Este mismo plan salió a la luz por vez primera en Octubre, lo que provocó una ola de protestas violentas en las calles y tres muertos, incluyendo un ciudadano de orígen indio que fue linchado por los protestantes.
El plan de Museveni consiste en vender 7.100 hectáreas de la reserva de bosque tropical de Mabira a la empresa privada Metha, una de las mayores productoras de caña de azúcar de Uganda propiedad de una familia indo-ugandesa, para favorecer la expansión y el aumento de la producción.
Este problema debe ser resuelto. Si no industrializamos el país, ¿cómo vamos a conseguir proporcionar empleos a la juventud?
Con estas declaraciones, y tachando a los opositores del plan de “charlatanes y criminales”, Museveni no gana precisamente apoyo a sus planes. Se rumorea que las intenciones del presidente son tan impopulares, que el mismo parlamento, dominado ampliamente por su partido, se opondrá.

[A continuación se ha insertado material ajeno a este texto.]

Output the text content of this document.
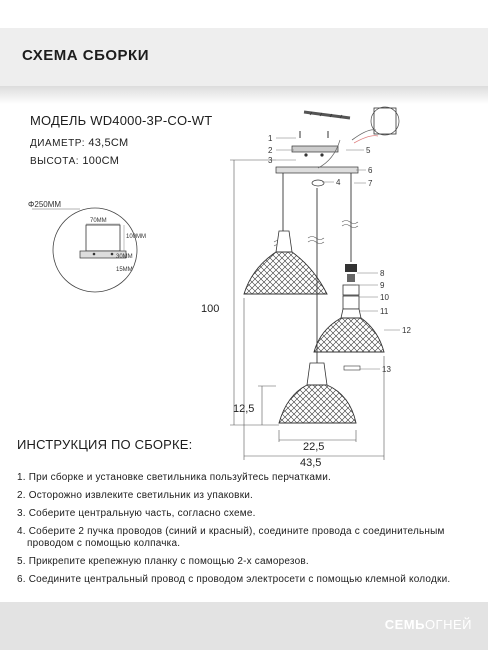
СХЕМА СБОРКИ
МОДЕЛЬ WD4000-3P-CO-WT
ДИАМЕТР: 43,5СМ
ВЫСОТА: 100СМ
Φ250MM
70MM
100MM
30MM
15MM
1
2
3
4
5
6
7
8
9
10
11
12
13
100
12,5
22,5
43,5
ИНСТРУКЦИЯ ПО СБОРКЕ:
1. При сборке и установке светильника пользуйтесь перчатками.
2. Осторожно извлеките светильник из упаковки.
3. Соберите центральную часть, согласно схеме.
4. Соберите 2 пучка проводов (синий и красный), соедините провода с соединительным
проводом с помощью колпачка.
5. Прикрепите крепежную планку с помощью 2-х саморезов.
6. Соедините центральный провод с проводом электросети с помощью клемной колодки.
СЕМЬОГНЕЙ
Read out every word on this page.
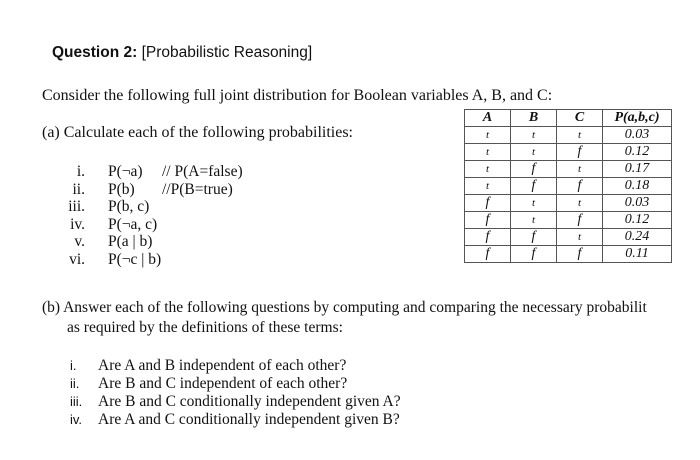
Question 2: [Probabilistic Reasoning]
Consider the following full joint distribution for Boolean variables A, B, and C:
(a) Calculate each of the following probabilities:
i. P(¬a) // P(A=false)
ii. P(b) //P(B=true)
iii. P(b, c)
iv. P(¬a, c)
v. P(a | b)
vi. P(¬c | b)
A	B	C	P(a,b,c)
t	t	t	0.03
t	t	f	0.12
t	f	t	0.17
t	f	f	0.18
f	t	t	0.03
f	t	f	0.12
f	f	t	0.24
f	f	f	0.11
(b) Answer each of the following questions by computing and comparing the necessary probabilit
as required by the definitions of these terms:
i. Are A and B independent of each other?
ii. Are B and C independent of each other?
iii. Are B and C conditionally independent given A?
iv. Are A and C conditionally independent given B?
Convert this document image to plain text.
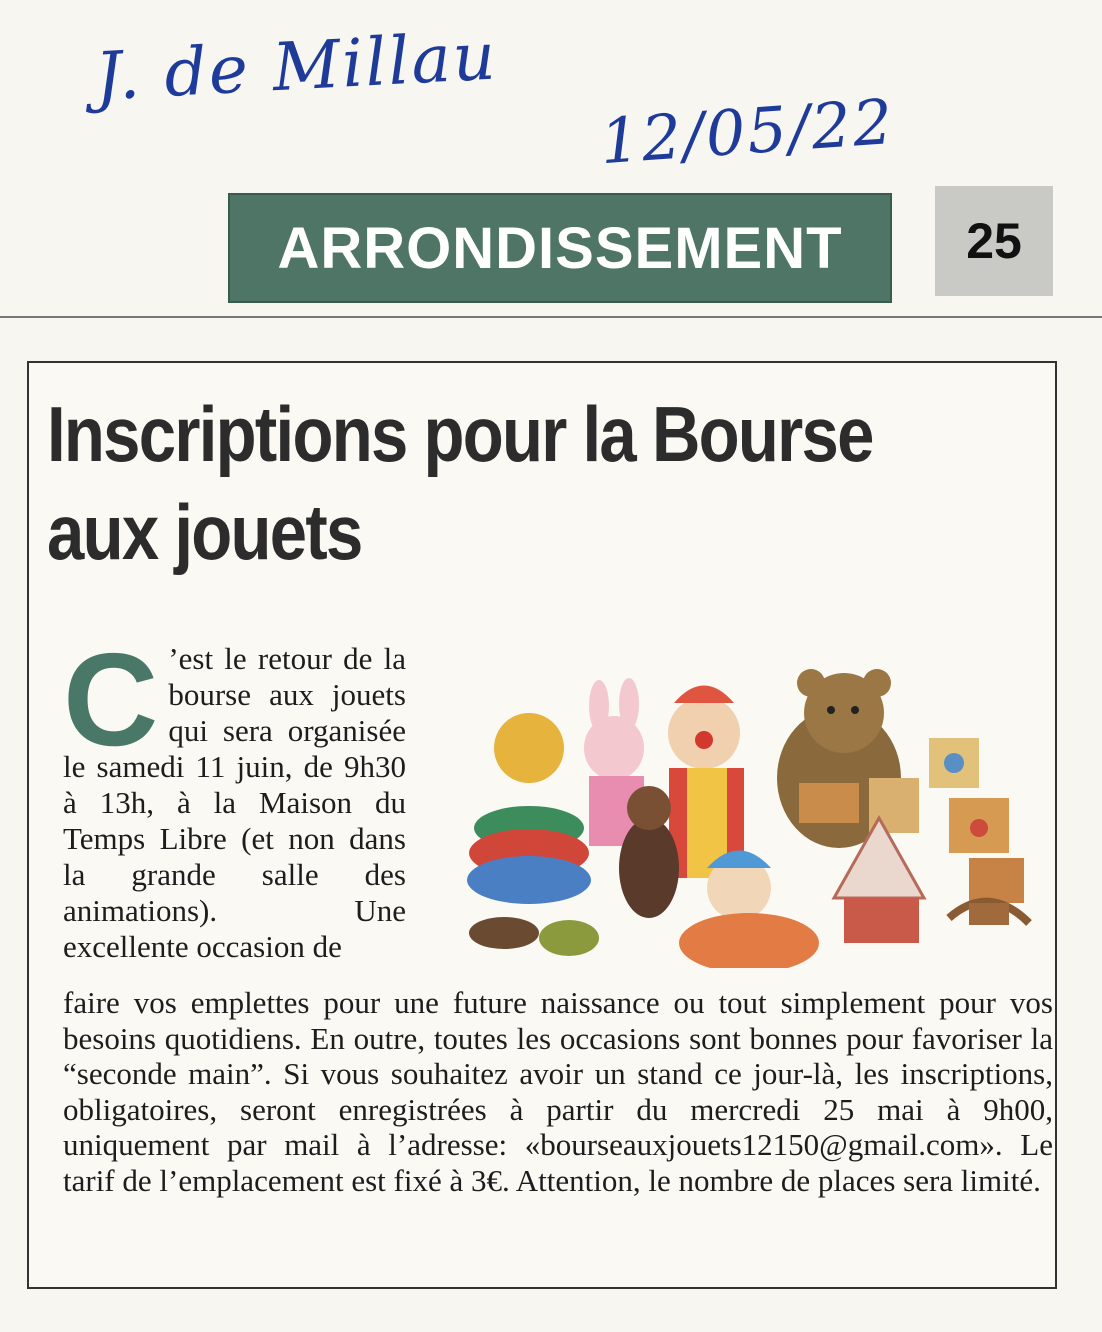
J. de Millau
12/05/22
ARRONDISSEMENT 25
Inscriptions pour la Bourse aux jouets
C ’est le retour de la bourse aux jouets qui sera organisée le samedi 11 juin, de 9h30 à 13h, à la Maison du Temps Libre (et non dans la grande salle des animations). Une excellente occasion de
faire vos emplettes pour une future naissance ou tout simplement pour vos besoins quotidiens. En outre, toutes les occasions sont bonnes pour favoriser la “seconde main”. Si vous souhaitez avoir un stand ce jour-là, les inscriptions, obligatoires, seront enregistrées à partir du mercredi 25 mai à 9h00, uniquement par mail à l’adresse: «bourseauxjouets12150@gmail.com». Le tarif de l’emplacement est fixé à 3€. Attention, le nombre de places sera limité.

Los opositores aseguran que la destrucción de una cuarta parte de la reserva de Mabira amenazará las especies de aves y simios que la habitan, secará algunos de los afluentes del Lago Victoria y hará desaparecer uno de los sistemas de ayuda contra la contaminación del lago por parte de dos de las ciudades más industrializadas del país, situadas muy cerca de la zona.
También se asegura que el valor de la zona boscosa que se quiere talar es de unos 170 millones de dólares, y que podría explotarse de manera sostenible en vez de dedicar el suelo a la caña de azúcar, situación que podría aportar a Mehta unos 11 millones de dólares anuales con una producción de 35000 toneladas de azúcar.